Toys and Interactive Playtime
Toys aren’t part of the essentials that our pet stores are delivering during lockdown. Hopefully, your toy box is already well supplied (or you can try giving it a DIY boost). Remember to play safe, ensure toys are well-suited to your pet, in good condition, and keep them clean on a regular basis. Rotating access to toys can help make old toys more exciting again.
Getting into more interactive play with your dog is also a great way to boost the fun factor. Whether it’s playing with toys or other playful activities, having fun together helps to strengthen your relationship. Playtime is great for engaging the brain too.
Dogs need to exercise their brains as well as their bodies, and different dogs prefer different types and degrees of brain work. Continuing training with reinforcement of learned commands and fun new tricks is great for mental stimulation but so is problem-solving oriented enrichment such as scent games, treasure hunts, puzzles, etc.

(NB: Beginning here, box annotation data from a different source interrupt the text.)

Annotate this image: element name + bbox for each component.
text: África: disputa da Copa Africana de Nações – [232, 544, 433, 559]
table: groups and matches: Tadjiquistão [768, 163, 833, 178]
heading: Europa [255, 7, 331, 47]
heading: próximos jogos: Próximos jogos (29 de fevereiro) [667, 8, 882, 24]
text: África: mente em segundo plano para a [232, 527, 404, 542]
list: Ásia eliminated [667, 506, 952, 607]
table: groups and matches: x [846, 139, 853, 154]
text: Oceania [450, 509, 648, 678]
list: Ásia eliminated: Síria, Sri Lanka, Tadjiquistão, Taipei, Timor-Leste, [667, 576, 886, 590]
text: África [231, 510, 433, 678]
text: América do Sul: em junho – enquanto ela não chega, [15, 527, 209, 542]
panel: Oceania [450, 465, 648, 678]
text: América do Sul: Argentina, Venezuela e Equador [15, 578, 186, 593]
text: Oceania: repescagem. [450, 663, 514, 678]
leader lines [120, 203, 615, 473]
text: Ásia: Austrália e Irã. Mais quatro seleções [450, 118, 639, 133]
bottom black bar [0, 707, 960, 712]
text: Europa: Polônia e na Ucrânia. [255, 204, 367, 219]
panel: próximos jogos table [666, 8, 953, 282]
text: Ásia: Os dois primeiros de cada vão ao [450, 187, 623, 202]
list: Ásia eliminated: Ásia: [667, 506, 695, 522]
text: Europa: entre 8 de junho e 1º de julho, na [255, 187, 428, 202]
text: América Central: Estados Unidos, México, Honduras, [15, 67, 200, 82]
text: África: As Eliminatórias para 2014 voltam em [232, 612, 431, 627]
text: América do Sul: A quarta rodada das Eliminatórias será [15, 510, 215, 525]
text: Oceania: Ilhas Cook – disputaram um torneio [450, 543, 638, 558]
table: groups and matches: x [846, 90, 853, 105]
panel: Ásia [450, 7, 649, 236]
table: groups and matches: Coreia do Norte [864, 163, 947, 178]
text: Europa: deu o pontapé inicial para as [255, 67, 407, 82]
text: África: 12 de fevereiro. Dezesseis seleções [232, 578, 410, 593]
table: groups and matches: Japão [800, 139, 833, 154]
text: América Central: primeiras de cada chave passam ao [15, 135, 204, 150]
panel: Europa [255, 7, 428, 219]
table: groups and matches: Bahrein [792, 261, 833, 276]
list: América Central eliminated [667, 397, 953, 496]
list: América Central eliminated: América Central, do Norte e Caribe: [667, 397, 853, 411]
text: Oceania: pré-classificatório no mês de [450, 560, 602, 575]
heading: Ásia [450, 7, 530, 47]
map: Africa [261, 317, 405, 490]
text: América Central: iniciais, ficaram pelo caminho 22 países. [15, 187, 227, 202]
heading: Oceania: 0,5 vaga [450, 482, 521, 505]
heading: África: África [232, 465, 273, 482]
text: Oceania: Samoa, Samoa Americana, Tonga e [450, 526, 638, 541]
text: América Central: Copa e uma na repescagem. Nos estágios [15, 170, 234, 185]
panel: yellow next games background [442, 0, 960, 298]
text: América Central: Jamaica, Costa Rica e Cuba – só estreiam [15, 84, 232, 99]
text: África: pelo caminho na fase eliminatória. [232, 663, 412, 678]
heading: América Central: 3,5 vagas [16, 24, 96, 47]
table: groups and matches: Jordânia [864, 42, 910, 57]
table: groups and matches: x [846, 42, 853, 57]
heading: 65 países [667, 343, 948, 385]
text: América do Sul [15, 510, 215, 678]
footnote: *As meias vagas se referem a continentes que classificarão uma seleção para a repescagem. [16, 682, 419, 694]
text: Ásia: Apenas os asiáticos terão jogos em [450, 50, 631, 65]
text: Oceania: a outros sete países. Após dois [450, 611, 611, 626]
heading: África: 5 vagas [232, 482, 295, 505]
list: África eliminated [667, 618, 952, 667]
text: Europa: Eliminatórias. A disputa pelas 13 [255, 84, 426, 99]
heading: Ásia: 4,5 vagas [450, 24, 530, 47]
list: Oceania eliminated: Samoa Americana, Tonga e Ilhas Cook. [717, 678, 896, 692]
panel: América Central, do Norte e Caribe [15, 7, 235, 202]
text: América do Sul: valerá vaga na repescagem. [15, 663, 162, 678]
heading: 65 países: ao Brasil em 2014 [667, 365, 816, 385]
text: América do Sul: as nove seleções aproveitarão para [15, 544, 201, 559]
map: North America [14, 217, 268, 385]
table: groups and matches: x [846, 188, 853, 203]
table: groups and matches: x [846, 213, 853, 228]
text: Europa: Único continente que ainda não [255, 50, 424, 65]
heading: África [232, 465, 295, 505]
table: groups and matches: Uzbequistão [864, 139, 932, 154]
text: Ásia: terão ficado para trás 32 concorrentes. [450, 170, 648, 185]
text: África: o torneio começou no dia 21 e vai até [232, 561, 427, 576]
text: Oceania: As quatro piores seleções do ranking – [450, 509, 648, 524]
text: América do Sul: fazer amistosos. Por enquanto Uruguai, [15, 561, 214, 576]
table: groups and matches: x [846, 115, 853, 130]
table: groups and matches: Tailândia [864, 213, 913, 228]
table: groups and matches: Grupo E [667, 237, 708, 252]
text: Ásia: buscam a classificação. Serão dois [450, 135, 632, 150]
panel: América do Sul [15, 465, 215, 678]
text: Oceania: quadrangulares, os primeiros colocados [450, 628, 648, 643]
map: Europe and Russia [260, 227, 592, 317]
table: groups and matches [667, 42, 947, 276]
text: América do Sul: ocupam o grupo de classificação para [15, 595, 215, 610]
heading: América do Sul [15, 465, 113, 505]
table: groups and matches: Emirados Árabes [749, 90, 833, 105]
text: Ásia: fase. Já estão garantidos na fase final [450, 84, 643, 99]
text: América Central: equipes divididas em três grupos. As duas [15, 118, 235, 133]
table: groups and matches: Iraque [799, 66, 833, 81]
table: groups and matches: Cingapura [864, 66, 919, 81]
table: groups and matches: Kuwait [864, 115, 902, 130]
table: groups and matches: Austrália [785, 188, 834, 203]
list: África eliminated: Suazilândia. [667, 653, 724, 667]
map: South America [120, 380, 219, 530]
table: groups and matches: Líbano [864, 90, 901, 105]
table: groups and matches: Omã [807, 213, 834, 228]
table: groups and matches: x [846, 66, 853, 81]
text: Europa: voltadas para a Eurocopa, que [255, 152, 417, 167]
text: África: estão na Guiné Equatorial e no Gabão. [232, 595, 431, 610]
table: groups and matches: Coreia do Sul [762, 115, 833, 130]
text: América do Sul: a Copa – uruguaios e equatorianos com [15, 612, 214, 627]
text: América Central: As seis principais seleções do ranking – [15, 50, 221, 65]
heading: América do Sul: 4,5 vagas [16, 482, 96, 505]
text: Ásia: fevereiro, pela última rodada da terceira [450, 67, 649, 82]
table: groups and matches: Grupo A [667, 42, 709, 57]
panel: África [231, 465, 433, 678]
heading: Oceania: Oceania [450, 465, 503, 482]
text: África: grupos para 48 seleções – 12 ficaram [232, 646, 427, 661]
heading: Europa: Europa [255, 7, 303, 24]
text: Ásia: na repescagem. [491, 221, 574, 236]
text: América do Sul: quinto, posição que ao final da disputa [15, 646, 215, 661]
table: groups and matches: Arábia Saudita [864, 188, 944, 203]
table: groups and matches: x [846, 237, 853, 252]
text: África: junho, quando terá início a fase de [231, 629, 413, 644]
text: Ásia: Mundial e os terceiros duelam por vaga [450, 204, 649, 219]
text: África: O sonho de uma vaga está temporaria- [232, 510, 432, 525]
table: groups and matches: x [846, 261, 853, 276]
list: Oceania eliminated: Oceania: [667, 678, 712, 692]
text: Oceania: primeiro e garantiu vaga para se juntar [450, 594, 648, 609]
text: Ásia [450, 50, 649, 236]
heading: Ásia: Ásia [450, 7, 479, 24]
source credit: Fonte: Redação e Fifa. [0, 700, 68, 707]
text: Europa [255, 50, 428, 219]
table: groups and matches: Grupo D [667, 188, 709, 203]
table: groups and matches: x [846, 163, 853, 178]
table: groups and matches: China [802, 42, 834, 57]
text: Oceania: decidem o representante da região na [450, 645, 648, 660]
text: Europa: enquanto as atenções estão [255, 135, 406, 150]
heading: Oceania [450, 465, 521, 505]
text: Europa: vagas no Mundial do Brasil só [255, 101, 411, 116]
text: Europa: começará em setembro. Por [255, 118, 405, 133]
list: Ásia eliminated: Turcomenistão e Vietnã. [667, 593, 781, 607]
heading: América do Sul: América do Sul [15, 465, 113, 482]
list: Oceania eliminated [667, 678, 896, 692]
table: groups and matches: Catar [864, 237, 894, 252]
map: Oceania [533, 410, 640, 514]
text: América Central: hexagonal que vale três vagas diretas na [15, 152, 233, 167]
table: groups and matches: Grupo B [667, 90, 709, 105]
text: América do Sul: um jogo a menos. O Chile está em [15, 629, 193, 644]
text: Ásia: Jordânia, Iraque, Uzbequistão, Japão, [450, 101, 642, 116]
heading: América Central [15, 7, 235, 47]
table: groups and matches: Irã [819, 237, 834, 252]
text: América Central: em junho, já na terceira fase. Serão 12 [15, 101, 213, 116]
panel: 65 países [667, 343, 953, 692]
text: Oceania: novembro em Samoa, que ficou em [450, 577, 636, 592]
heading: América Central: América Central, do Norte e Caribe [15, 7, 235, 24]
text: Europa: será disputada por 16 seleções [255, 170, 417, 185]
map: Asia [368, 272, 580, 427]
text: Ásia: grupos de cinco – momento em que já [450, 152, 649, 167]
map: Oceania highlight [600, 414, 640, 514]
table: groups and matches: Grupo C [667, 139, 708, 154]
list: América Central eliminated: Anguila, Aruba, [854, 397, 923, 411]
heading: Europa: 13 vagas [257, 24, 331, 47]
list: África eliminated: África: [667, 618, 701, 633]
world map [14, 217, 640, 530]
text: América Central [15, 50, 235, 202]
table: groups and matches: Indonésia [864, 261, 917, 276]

In addition to mental stimulation, for an older dog, like Oli, training time can also be a good for physical well-being. Working through commands can encourage gentle stretching, movement, and muscle use. Training time “doga” senior stretches have been a part of our routine for several years now with Oli. He still loves it, as does Humphrey.
Being Prepared for Possible Owner Illness
I sincerely hope that all of our readers and their loved ones stay well, but emergencies are always a good reminder to double check our family plans and preparations. Ensure that you have a care plan for your pets in the event that you are unable to care for them at home.
Resources and Reference Information for Pet Owners
- CDC Daily Life & Coping | Animals
- SPCA New Zealand Pet Care COVID-19 Updates
- New Zealand Veterinary Association COVID-19 Resources
- Humane Society COVID-19 FAQ
- American Veterinary Medical Association COVID-19
Please follow the directions of your local authorities. We urge you all to stay home where possible, stay kind to one another, and support the many workers who continue to work essential jobs keeping us secure, supplied, connected, and (hopefully) well. Be safe and stay well, furfriends.